The prospect of fresh turmoil in Hong Kong following sweeping national security legislation introduced by China comes as the relationship between the world’s two biggest economies appears to be souring. The S&P 500 closed lower on Thursday, with signs mounting that President Donald Trump will make his tough stance on China a key element of his re-election bid. Beijing responded to accusations from Trump, warning that it will safeguard its sovereignty, security and interests, and threatened countermeasures.

It all risks choking the rally that took global equities up about 30% from the March lows, spurred by stimulus measures and optimism for a swift economic recovery from the virus.

“Although both sides highlighted overnight progress on trade deal implementation and the intention to keep it going, the overall relationship is deteriorating fast,” Sebastien Barbe, the head of emerging-market research and strategy at Credit Agricole CIB, wrote in a note to clients. “The issue may well become a major drag on sentiment until U.S. presidential elections in November.”

Meanwhile, the pound weakened for a third day as data showed retail sales in the U.K. dropped by almost a fifth in April. West Texas oil plunged as much as 9.4% before trimming its losses to trade around $32 a barrel in New York.

Elsewhere, gold pushed higher. The Australian dollar dipped as Fitch Ratings Ltd. cut the country’s rating outlook to negative. Indian bonds rallied after an unscheduled rate cut. The Bank of Japan held its main rate while saying it will start a new lending program; the yen edged higher.

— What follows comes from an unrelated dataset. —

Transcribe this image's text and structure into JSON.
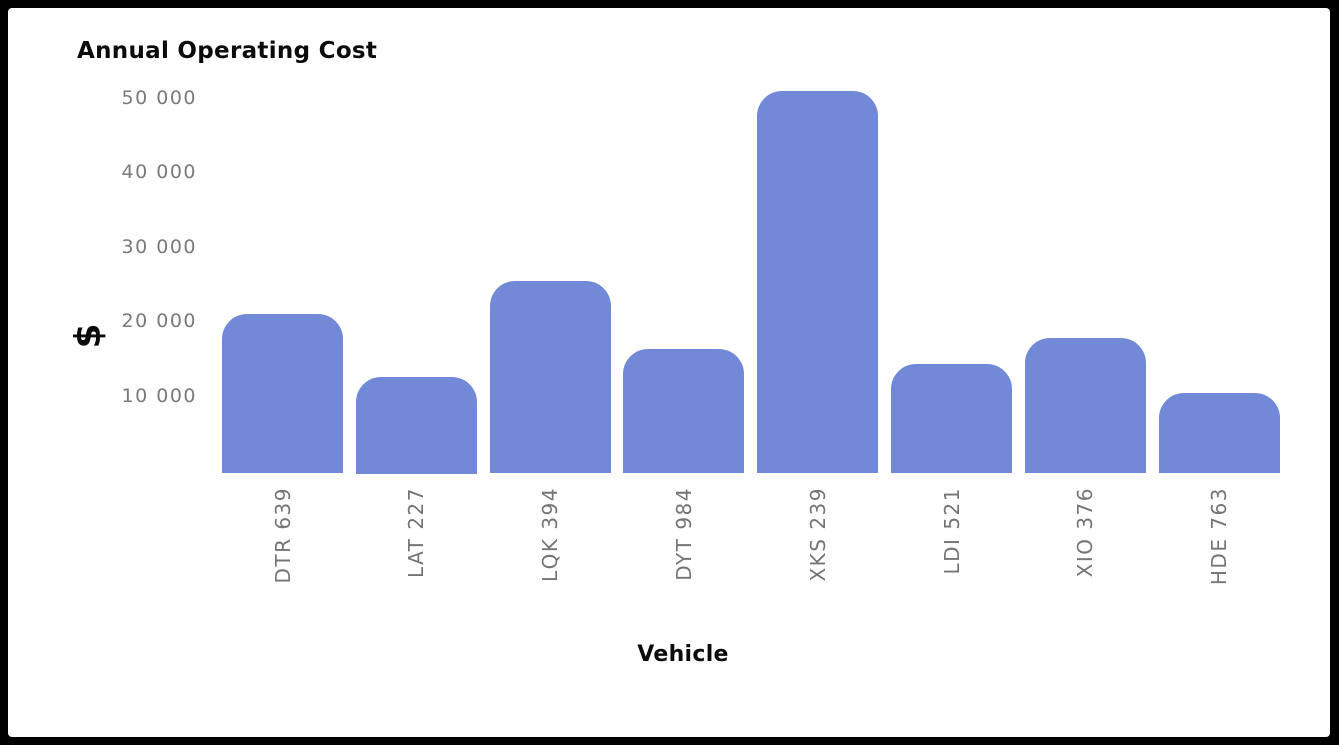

These are some of the main moves in markets:


Futures on the S&P 500 Index decreased 0.2% as of 7:19 a.m. New York time.The Stoxx Europe 600 Index declined 0.4%.Germany’s DAX Index dipped 0.3%.The MSCI Asia Pacific Index sank 1.9%.


The Bloomberg Dollar Spot Index gained 0.4%.The euro declined 0.4% to $1.0909.The Japanese yen strengthened 0.2% to 107.44 per dollar.The British pound declined 0.3% to $1.2185.


The yield on 10-year Treasuries declined two basis points to 0.65%.Germany’s 10-year yield decreased one basis point to -0.50%.Britain’s 10-year yield dipped one basis point to 0.163%.


West Texas Intermediate crude decreased 5.5% to $32.05 a barrel.Gold strengthened 0.4% to $1,734.73 an ounce.